Türkiye’deki son yerel seçimlerden çıkartılacak sonuçlar olduğu gibi rehavet kavramından uzak durması gereken bir durum da söz konusu.

Muhalefet tarafı tabanının kuvvetlendiği görüşüyle seçimden sonraki ilk süreçte rehavete kapılmayacağını ifade etse de bugün gelinen nokta maalesef öyle değil.

Birtakım muhalif yazar kadroları da bu işi körükleme peşinde.

Erken seçim çığılıkları bu rehavetin bir ürünü olmakla birlikte, iktidarın eksikliğinden doğan protesto ile Türkiye’de birinci parti konumuna gelen CHP’li yöneticiler aldıkları gardı indirmemeli.

Eskişehir’de de yerelde iktidar olma pratiğini yıllardır yaşayan CHP, Emek mahallesinde elde ettiği yükselişi “başarılı” işlere borçlu değil.

İktidarın eksiklikleri beklentileri karşılayamamasına borçlu.

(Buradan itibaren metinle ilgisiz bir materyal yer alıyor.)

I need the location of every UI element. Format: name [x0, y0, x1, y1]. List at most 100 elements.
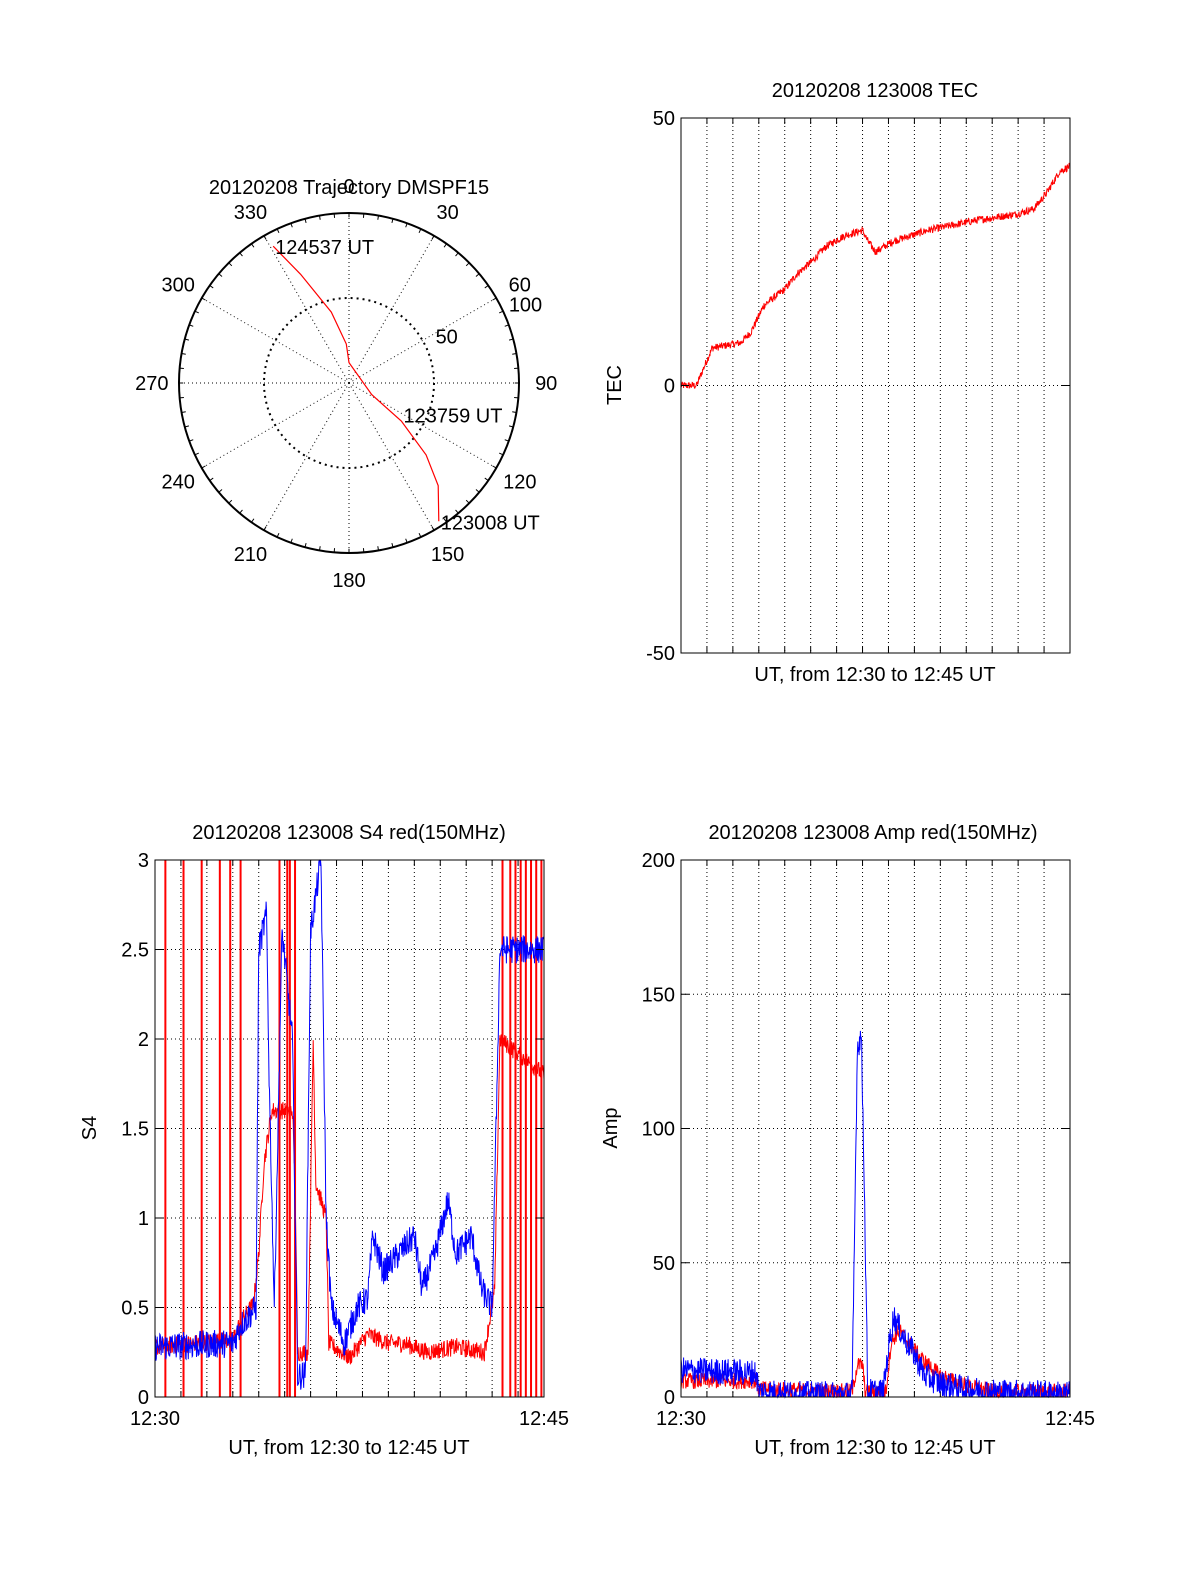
red-series-line	[154, 1032, 545, 1365]
polar-tick	[290, 223, 293, 228]
x-tick-label: 12:30	[656, 1408, 706, 1430]
amp-xlabel: UT, from 12:30 to 12:45 UT	[754, 1437, 995, 1459]
y-tick-label: 50	[653, 108, 675, 130]
y-tick-label: 2	[138, 1029, 149, 1051]
blue-series-line	[154, 859, 545, 1390]
polar-tick	[181, 352, 186, 355]
polar-spoke	[348, 382, 435, 531]
polar-tick	[418, 228, 422, 233]
polar-tick	[263, 235, 267, 240]
s4-series	[154, 859, 545, 1390]
amp-x-ticks: 12:30 12:45	[656, 1408, 1095, 1430]
polar-tick	[304, 218, 307, 224]
polar-tick	[508, 338, 514, 341]
polar-tick	[194, 452, 199, 456]
polar-tick	[184, 338, 190, 341]
polar-grid	[179, 213, 519, 553]
polar-tick	[499, 452, 504, 456]
trajectory-time-label: 123759 UT	[404, 406, 503, 428]
polar-tick	[228, 262, 233, 267]
polar-tick	[391, 542, 394, 548]
amp-panel: 20120208 123008 Amp red(150MHz) 0 50 100 15…	[600, 822, 1095, 1459]
polar-angle-label: 150	[431, 544, 464, 566]
amp-title: 20120208 123008 Amp red(150MHz)	[708, 822, 1037, 844]
polar-angle-label: 210	[234, 544, 267, 566]
polar-angle-labels: 0 30 60 90 120 150 180 210 240 270 300 330	[135, 176, 557, 592]
x-tick-label: 12:45	[1045, 1408, 1095, 1430]
trajectory-track	[272, 245, 440, 522]
y-tick-label: 0.5	[121, 1298, 149, 1320]
polar-tick	[405, 538, 408, 543]
s4-ylabel: S4	[79, 1116, 101, 1140]
polar-tick	[276, 533, 280, 538]
polar-tick	[251, 243, 255, 248]
polar-tick	[189, 324, 194, 327]
tec-title: 20120208 123008 TEC	[772, 80, 978, 102]
polar-tick	[443, 518, 447, 523]
polar-spoke	[263, 382, 350, 531]
y-tick-label: 100	[642, 1119, 675, 1141]
polar-tick	[304, 542, 307, 548]
polar-tick	[201, 297, 206, 301]
polar-spoke	[201, 382, 350, 469]
y-tick-label: 0	[138, 1387, 149, 1409]
polar-tick	[251, 518, 255, 523]
polar-tick	[318, 215, 321, 220]
x-tick-label: 12:45	[519, 1408, 569, 1430]
y-tick-label: 50	[653, 1253, 675, 1275]
y-tick-label: -50	[646, 643, 675, 665]
polar-tick	[218, 489, 223, 493]
tec-ylabel: TEC	[604, 365, 626, 405]
blue-series-line	[680, 1030, 1071, 1399]
y-tick-label: 1	[138, 1208, 149, 1230]
polar-tick	[209, 477, 214, 481]
polar-tick	[455, 509, 459, 514]
polar-tick	[499, 310, 504, 314]
red-series-line	[680, 162, 1071, 389]
s4-x-ticks: 12:30 12:45	[130, 1408, 569, 1430]
trajectory-time-label: 124537 UT	[275, 237, 374, 259]
polar-tick	[512, 352, 517, 355]
polar-tick	[504, 324, 509, 327]
polar-angle-label: 180	[332, 570, 365, 592]
polar-angle-label: 60	[509, 274, 531, 296]
s4-xlabel: UT, from 12:30 to 12:45 UT	[228, 1437, 469, 1459]
polar-tick	[189, 439, 194, 442]
polar-radial-labels: 50 100	[436, 295, 543, 349]
tec-panel: 20120208 123008 TEC -50 0 50 TEC UT, from …	[604, 80, 1071, 686]
s4-panel: 20120208 123008 S4 red(150MHz) 0 0.5 1 1.5 2…	[79, 822, 569, 1459]
polar-spoke	[201, 297, 350, 384]
polar-tick	[455, 252, 459, 257]
trajectory-annotations: 124537 UT 123759 UT 123008 UT	[275, 237, 540, 534]
amp-y-ticks: 0 50 100 150 200	[642, 850, 1070, 1409]
polar-tick	[239, 252, 243, 257]
polar-tick	[276, 228, 280, 233]
polar-angle-label: 300	[162, 274, 195, 296]
polar-tick	[492, 297, 497, 301]
tec-y-ticks: -50 0 50	[646, 108, 1070, 665]
polar-tick	[377, 546, 380, 551]
polar-tick	[492, 465, 497, 469]
x-tick-label: 12:30	[130, 1408, 180, 1430]
polar-tick	[318, 546, 321, 551]
tec-plot-frame	[680, 117, 1071, 654]
tec-xlabel: UT, from 12:30 to 12:45 UT	[754, 664, 995, 686]
trajectory-line	[272, 245, 440, 522]
polar-angle-label: 0	[343, 176, 354, 198]
polar-spoke	[348, 382, 497, 469]
polar-angle-label: 270	[135, 373, 168, 395]
y-tick-label: 2.5	[121, 940, 149, 962]
y-tick-label: 200	[642, 850, 675, 872]
polar-tick	[508, 425, 514, 428]
s4-plot-frame	[154, 859, 545, 1398]
s4-grid	[155, 860, 544, 1397]
polar-tick	[475, 489, 480, 493]
polar-tick	[209, 285, 214, 289]
polar-tick	[484, 285, 489, 289]
amp-ylabel: Amp	[600, 1107, 622, 1148]
polar-tick	[377, 215, 380, 220]
trajectory-panel: 20120208 Trajectory DMSPF15 0 30 60 90 120 15…	[135, 176, 557, 592]
polar-spoke	[348, 297, 497, 384]
polar-tick	[228, 499, 233, 504]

Ali Baş’ın köşesinde Kazım Kurt’un Emek Mahallesi’nde elde ettiği başarıya dikkat çekilmeye çalışılmış.

Biraz da zorlama bir yazı olmuş.

Gözümün sosyolojik tespitleri aradığı yazıda güzellemeden başka bir şey göremedim.

Konu çok net.

Emek Mahallesi imar ile ilgili yıllar önce yapılan değişiklik neticesinde değişti. 

Daha kenarlara ittiğimiz Emek Mahallesi, gittikçe orta kesimin gözdesi haline gelmeye başladı ki gittikçe de talep gören yerlerden biri haline gelmeye başladı. 

Bu seçimlere doğrudan etki eden unsurlardan birisi haline geliyor.

Türkiye’de son seçimde “koyun” diye nitelendirilen AK Parti seçmeni, sandığa gitmeyerek kendi sorununu cumhurbaşkanı Erdoğan’a en sert biçimlerde iletecek kadar ileri gidebilen bir seçmen profili olduğunu ispatladı.

Türkiye’nin büyük bir çoğunluğunu AK Parti seçmeni CHP’ye kendi elleriyle verdi.

Konya’da bile CHP oylarını artırmayı başardı.

Fakat Türkiye’nin bazı kitlelerinde “hizmete” oy verme diye bir kavram yok.

Şayet olsaydı İzmir çoktan CHP’den vazgeçer, Diyarbakır gibi yeniden inşa edilen ve Paris’i aratmayan bir şehirde AK Parti açık ara öne geçerdi. 

Emek Mahallesi’ndeki genel tablo da birilerinin başarı öyküsünden ziyade genel durum.

Demografik yapı değişti ve Türkiye’nin genelinde CHP’nin elde ettiği başarının bir tezahürü de Emek Mahallesi’nde yaşandı. 

Vişnelik’e 1 yaptıysa Kazım Kurt Emek’e 10 yapıyor olması da neyi değiştirecek?

Vişnelik’e 1 yapılmasına rağmen açık ara Kazım Kurt önde götürüyor buralarda.

Neden?

Çünkü Vişnelik’in sosyolojisi buradan yana.

Hizmeti az yapsa ya da hiç yapmasa da Vişnelik’ten aksi bir şey çıkmaz. Ya da Kırmızıtoprak’tan…

Sahi, Kazım Kurt dikkate değer Emek Mahallesi için hangi emeği verdi?